M 11 was discovered by the German astronomer Gottfried Kirch in 1681, and first resolved into stars by William Derham around 1733. Charles Messier included it in his catalog in 1764. The Wild Duck cluster's common name comes from Admiral Smyth, who noted that its fan-shaped appearance resembles "a flight of wild ducks."
The Wild Duck Cluster is 14' in diameter, about 1/3 the size of the full moon. With a total magnitude of 6.3, it is visible in binoculars. With an 8-inch telescope at low power, it is a remarkable object. M 11 contains an estimated 2900 stars, about 500 of which are brighter than magnitude 14. The cluster's stars are distributed in a network of knots and clumps, mixed with some meandering dark lanes. The two most conspicuous of these wind from the cluster's center to its northern and western edges. Although difficult to discern among the profusion of stars, careful scrutiny shows the east-pointing V of the brighter cluster stars.

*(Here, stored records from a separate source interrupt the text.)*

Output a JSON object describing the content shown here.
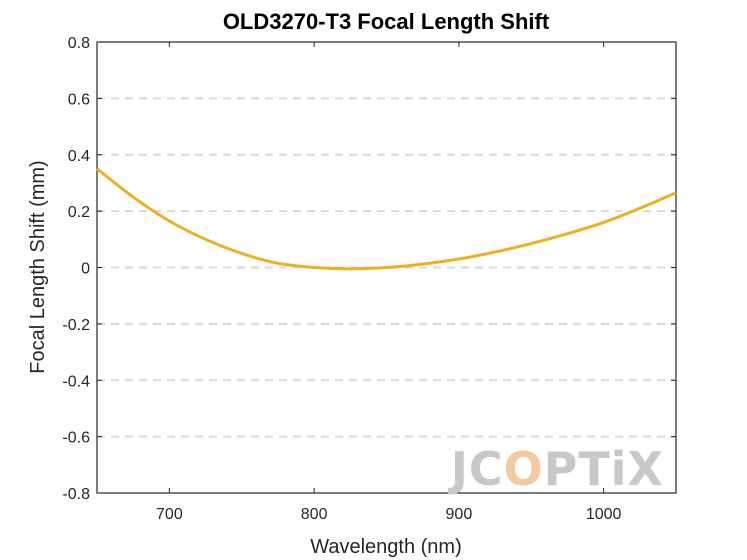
{
  "chart_data": {
    "type": "line",
    "title": "OLD3270-T3 Focal Length Shift",
    "xlabel": "Wavelength (nm)",
    "ylabel": "Focal Length Shift (mm)",
    "xlim": [
      650,
      1050
    ],
    "ylim": [
      -0.8,
      0.8
    ],
    "xticks": [
      700,
      800,
      900,
      1000
    ],
    "yticks": [
      -0.8,
      -0.6,
      -0.4,
      -0.2,
      0,
      0.2,
      0.4,
      0.6,
      0.8
    ],
    "grid": "y-dashed",
    "series": [
      {
        "color": "#EDB120",
        "x": [
          650,
          675,
          700,
          725,
          750,
          775,
          800,
          825,
          850,
          875,
          900,
          925,
          950,
          975,
          1000,
          1025,
          1050
        ],
        "y": [
          0.35,
          0.25,
          0.165,
          0.1,
          0.05,
          0.015,
          0.0,
          -0.005,
          0.0,
          0.012,
          0.03,
          0.055,
          0.085,
          0.12,
          0.16,
          0.21,
          0.265
        ]
      }
    ]
  },
  "watermark": {
    "text_a": "JC",
    "text_b": "O",
    "text_c": "PTiX",
    "color_main": "#c8c8c8",
    "color_accent": "#f2c9a0"
  }
}
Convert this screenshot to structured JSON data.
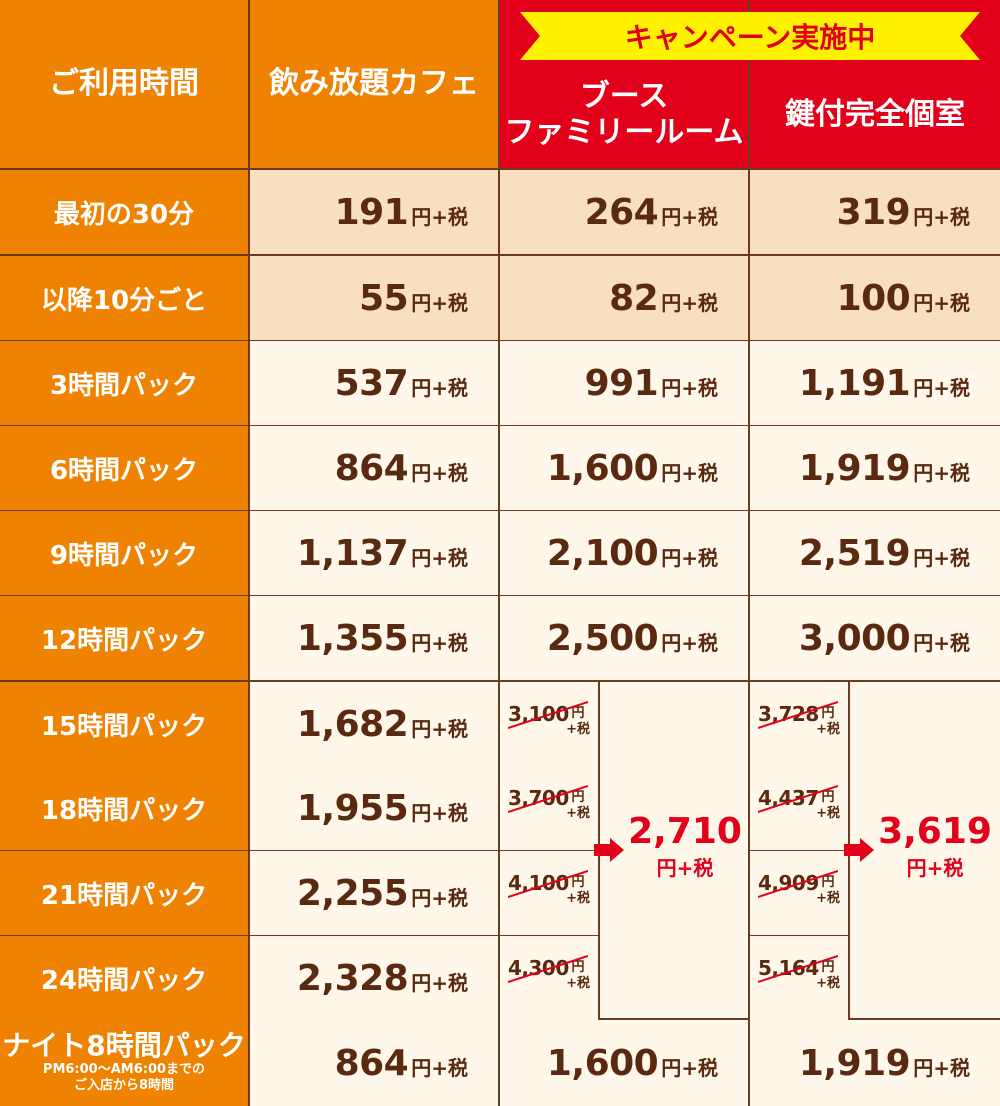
{
  "header": {
    "time_label": "ご利用時間",
    "cafe": "飲み放題カフェ",
    "campaign_banner": "キャンペーン実施中",
    "booth_line1": "ブース",
    "booth_line2": "ファミリールーム",
    "private_room": "鍵付完全個室"
  },
  "unit": "円+税",
  "rows": [
    {
      "label": "最初の30分",
      "cafe": "191",
      "booth": "264",
      "private": "319"
    },
    {
      "label": "以降10分ごと",
      "cafe": "55",
      "booth": "82",
      "private": "100"
    },
    {
      "label": "3時間パック",
      "cafe": "537",
      "booth": "991",
      "private": "1,191"
    },
    {
      "label": "6時間パック",
      "cafe": "864",
      "booth": "1,600",
      "private": "1,919"
    },
    {
      "label": "9時間パック",
      "cafe": "1,137",
      "booth": "2,100",
      "private": "2,519"
    },
    {
      "label": "12時間パック",
      "cafe": "1,355",
      "booth": "2,500",
      "private": "3,000"
    },
    {
      "label": "15時間パック",
      "cafe": "1,682",
      "booth_old": "3,100",
      "private_old": "3,728"
    },
    {
      "label": "18時間パック",
      "cafe": "1,955",
      "booth_old": "3,700",
      "private_old": "4,437"
    },
    {
      "label": "21時間パック",
      "cafe": "2,255",
      "booth_old": "4,100",
      "private_old": "4,909"
    },
    {
      "label": "24時間パック",
      "cafe": "2,328",
      "booth_old": "4,300",
      "private_old": "5,164"
    }
  ],
  "old_unit_top": "円",
  "old_unit_bottom": "+税",
  "campaign": {
    "booth": "2,710",
    "private": "3,619"
  },
  "night": {
    "label": "ナイト8時間パック",
    "note_line1": "PM6:00〜AM6:00までの",
    "note_line2": "ご入店から8時間",
    "cafe": "864",
    "booth": "1,600",
    "private": "1,919"
  },
  "colors": {
    "orange": "#ef8200",
    "red": "#e2001a",
    "yellow": "#fff200",
    "brown": "#5a2a10"
  }
}
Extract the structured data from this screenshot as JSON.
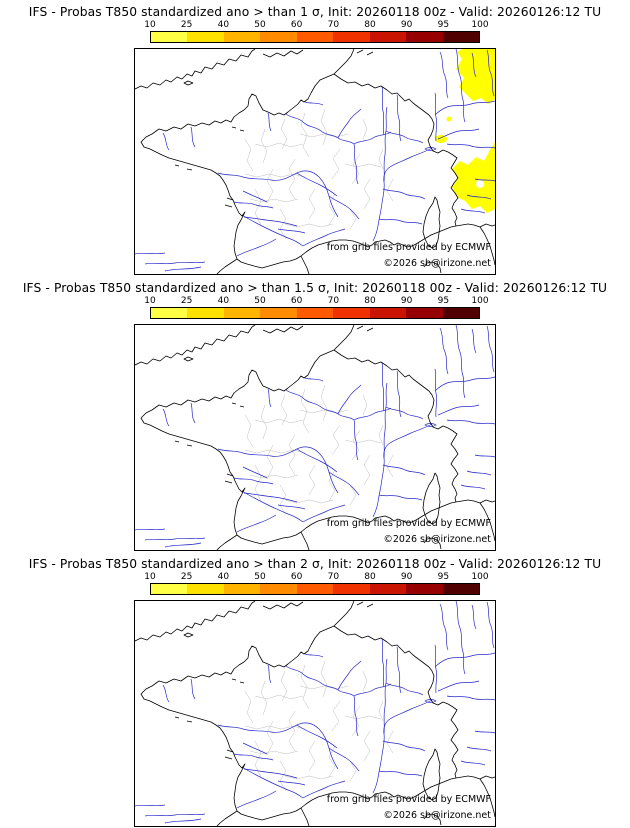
{
  "colorbar": {
    "ticks": [
      "10",
      "25",
      "40",
      "50",
      "60",
      "70",
      "80",
      "90",
      "95",
      "100"
    ],
    "segment_colors": [
      "#ffff46",
      "#ffe100",
      "#ffb400",
      "#ff8c00",
      "#ff5a00",
      "#f03200",
      "#c81400",
      "#960000",
      "#500000"
    ]
  },
  "panels": [
    {
      "sigma_threshold": "1",
      "title": "IFS - Probas T850  standardized ano > than 1 σ, Init: 20260118 00z - Valid: 20260126:12 TU",
      "credit_line1": "from grib files provided by ECMWF",
      "credit_line2": "©2026 sb@irizone.net",
      "has_anomaly_shading": true
    },
    {
      "sigma_threshold": "1.5",
      "title": "IFS - Probas T850  standardized ano > than 1.5 σ, Init: 20260118 00z - Valid: 20260126:12 TU",
      "credit_line1": "from grib files provided by ECMWF",
      "credit_line2": "©2026 sb@irizone.net",
      "has_anomaly_shading": false
    },
    {
      "sigma_threshold": "2",
      "title": "IFS - Probas T850  standardized ano > than 2 σ, Init: 20260118 00z - Valid: 20260126:12 TU",
      "credit_line1": "from grib files provided by ECMWF",
      "credit_line2": "©2026 sb@irizone.net",
      "has_anomaly_shading": false
    }
  ],
  "map": {
    "coast_color": "#000000",
    "river_color": "#2828cc",
    "department_border_color": "#bdbdbd",
    "anomaly_fill_color": "#ffff00",
    "background_color": "#ffffff"
  }
}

The Wild Duck Cluster is one of the richest and most compact open clusters. Messier 11 is so rich that it resembles the looser globular clusters, but it is in fact an intermediate-age open cluster, 250 million years old. It is extremely luminous for a somewhat evolved open cluster, with an absolute magnitude of -6.9, a luminosity of 48,000 suns. It is about 6,000 light years away, and receding at 22 km/sec.